Wagner is one of the more fun players to watch in the Big Ten and has been on fire as of late. The 6-foot-11, 240-pound German is the best three-point shooter in the starting lineup and can also score in the paint. He’s been a huge part of Michigan’s emergence in the second half of conference play, putting up 19, 21 and 24 points in February wins over Michigan State, Wisconsin and Purdue, respectively. Wagner plays the 5 position but is a true stretch big man who has recorded double-digit rebounds just once this season.

  • Zak Irvin, senior guard, (12.5 ppg, 4.4 rpg, 3.1 apg)

Irvin is probably best remembered by Wildcat fans for hitting the shot that ended Northwestern’s 2015-16 season. A versatile wing with good size, Irvin is the other senior in Michigan’s starting lineup. He’s been good offensively for most of the year, scoring in double-figures in 19 of the Wolverines’ first 21 games, but has started to struggle down the stretch. Irvin’s point totals in Michigan’s last eight games, starting with a loss to Michigan State on January 29th in which he was held scoreless: 0, 5, 3, 5, 18, 10, 16, 4. He’s shooting just 26% from three in Big Ten play but makes up for it with solid defense.

  • D.J. Wilson, junior forward (10.3 ppg, 5.6 rpg, 1.4 bpg)
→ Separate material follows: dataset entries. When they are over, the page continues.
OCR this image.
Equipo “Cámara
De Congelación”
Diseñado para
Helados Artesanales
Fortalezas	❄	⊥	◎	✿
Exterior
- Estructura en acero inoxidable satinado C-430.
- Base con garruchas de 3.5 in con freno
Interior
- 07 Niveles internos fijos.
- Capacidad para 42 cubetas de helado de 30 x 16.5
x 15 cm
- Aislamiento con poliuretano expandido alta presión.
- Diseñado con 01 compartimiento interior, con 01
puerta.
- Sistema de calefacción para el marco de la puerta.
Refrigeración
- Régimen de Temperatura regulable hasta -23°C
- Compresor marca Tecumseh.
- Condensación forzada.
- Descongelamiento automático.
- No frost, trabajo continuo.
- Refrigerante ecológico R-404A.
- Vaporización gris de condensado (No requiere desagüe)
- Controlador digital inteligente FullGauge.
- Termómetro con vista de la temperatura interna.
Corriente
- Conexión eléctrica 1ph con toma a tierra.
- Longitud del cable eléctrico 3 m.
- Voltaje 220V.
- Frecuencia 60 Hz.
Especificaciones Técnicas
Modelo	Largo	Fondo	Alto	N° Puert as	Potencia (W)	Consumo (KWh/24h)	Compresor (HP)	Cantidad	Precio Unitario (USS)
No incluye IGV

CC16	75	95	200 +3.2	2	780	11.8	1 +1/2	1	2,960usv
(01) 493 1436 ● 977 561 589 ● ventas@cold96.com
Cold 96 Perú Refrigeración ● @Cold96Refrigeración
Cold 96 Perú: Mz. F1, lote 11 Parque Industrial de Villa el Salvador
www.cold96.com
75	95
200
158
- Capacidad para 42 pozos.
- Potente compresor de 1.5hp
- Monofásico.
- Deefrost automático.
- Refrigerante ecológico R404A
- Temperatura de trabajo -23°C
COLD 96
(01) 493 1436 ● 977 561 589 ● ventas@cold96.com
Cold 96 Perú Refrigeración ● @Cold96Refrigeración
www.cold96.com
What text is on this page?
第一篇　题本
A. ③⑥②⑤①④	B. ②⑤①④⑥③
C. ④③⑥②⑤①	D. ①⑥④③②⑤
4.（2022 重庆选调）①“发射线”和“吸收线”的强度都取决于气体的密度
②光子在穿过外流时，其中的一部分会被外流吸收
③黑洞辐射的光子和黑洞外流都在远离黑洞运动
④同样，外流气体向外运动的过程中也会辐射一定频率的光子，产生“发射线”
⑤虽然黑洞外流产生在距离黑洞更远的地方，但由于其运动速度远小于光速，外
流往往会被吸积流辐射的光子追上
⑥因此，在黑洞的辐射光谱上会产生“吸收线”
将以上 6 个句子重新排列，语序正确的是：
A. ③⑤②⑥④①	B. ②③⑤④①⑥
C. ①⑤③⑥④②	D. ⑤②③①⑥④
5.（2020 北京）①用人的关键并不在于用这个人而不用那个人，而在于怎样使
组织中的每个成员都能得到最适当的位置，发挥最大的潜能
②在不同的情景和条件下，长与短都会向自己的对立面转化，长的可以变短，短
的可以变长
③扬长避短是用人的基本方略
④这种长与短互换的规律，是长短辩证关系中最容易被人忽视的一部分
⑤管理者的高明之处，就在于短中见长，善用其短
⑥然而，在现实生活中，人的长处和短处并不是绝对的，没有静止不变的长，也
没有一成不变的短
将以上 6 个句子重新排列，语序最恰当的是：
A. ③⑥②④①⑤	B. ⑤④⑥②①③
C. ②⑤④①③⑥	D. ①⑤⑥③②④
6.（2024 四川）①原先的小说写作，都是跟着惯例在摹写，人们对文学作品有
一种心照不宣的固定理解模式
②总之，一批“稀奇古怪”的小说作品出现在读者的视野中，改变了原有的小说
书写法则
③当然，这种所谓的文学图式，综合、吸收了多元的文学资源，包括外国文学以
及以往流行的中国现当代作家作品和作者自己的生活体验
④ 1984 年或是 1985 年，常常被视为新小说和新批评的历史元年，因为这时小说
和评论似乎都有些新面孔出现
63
A bench-warmer during his first two seasons in Ann Arbor, Wilson has come alive as a junior and ran with the starting power forward spot. Like Wagner, Wilson is big (6-foot-10, 240) and can shoot (39% from deep). While he isn’t quite as good of an outside shooter as his German counterpart, Wilson is a better rebounder and shot-blocker. He’s been the second-most efficient offensive player in the Big Ten during conference play (126.3 O-Rating). Watch out for Wilson on Wednesday.

Game Analysis

This is a really tough game to call. Michigan is clearly playing better basketball right now, but there are a number of factors working in Northwestern’s favor. Most importantly, the Wildcats are at home and the crowd figures to be as big and loud as its been all year. And while the Wolverines have been nearly unbeatable at the Crisler Center, they have struggled to pick up road wins. Also, Scottie Lindsey looked the best he’s looked since returning from mono against Indiana. His stroke isn’t all the way back, but he was active on both ends and should continue to improve.

Both sides of the floor present intriguing matchups in this one. When Michigan has the ball, it’s the most efficient offense in the Big Ten going against the third-most efficient defense. Northwestern needs to prioritize preventing open looks on the perimeter, but can’t let the Wolverines get driving lanes or beat the Wildcats up in the paint. It will be interesting to see how Chris Collins matches up with Michigan’s duo of versatile big men; Sanjay Lumpkin will have a size disadvantage against either Wilson or Wagner and Dererk Pardon may struggle when extended out to the three-point line. Perhaps we’ll see an above-average amount of Gavin Skelly. On the other end, a struggling offense (NU hasn’t reached 70 points in any of its last eight games) meets one of the worst defenses in the conference. Northwestern has to continue to move the ball and utilize Pardon down low like it did for the majority of the Indiana game.

Both teams are sitting at 9-7 in the Big Ten and have everything to play for. The winner will greatly improve its tournament resume and jump up to at least sixth place in the conference, while the loser will stay squarely on the bubble and fall to seventh with the possibility of being jumped in the standings by Iowa and/or Illinois down the stretch. The beginning of March brings high stakes for both squads and I bet we see another Northwestern-Michigan thriller. Ultimately, I have to go with the better offense and the hotter team.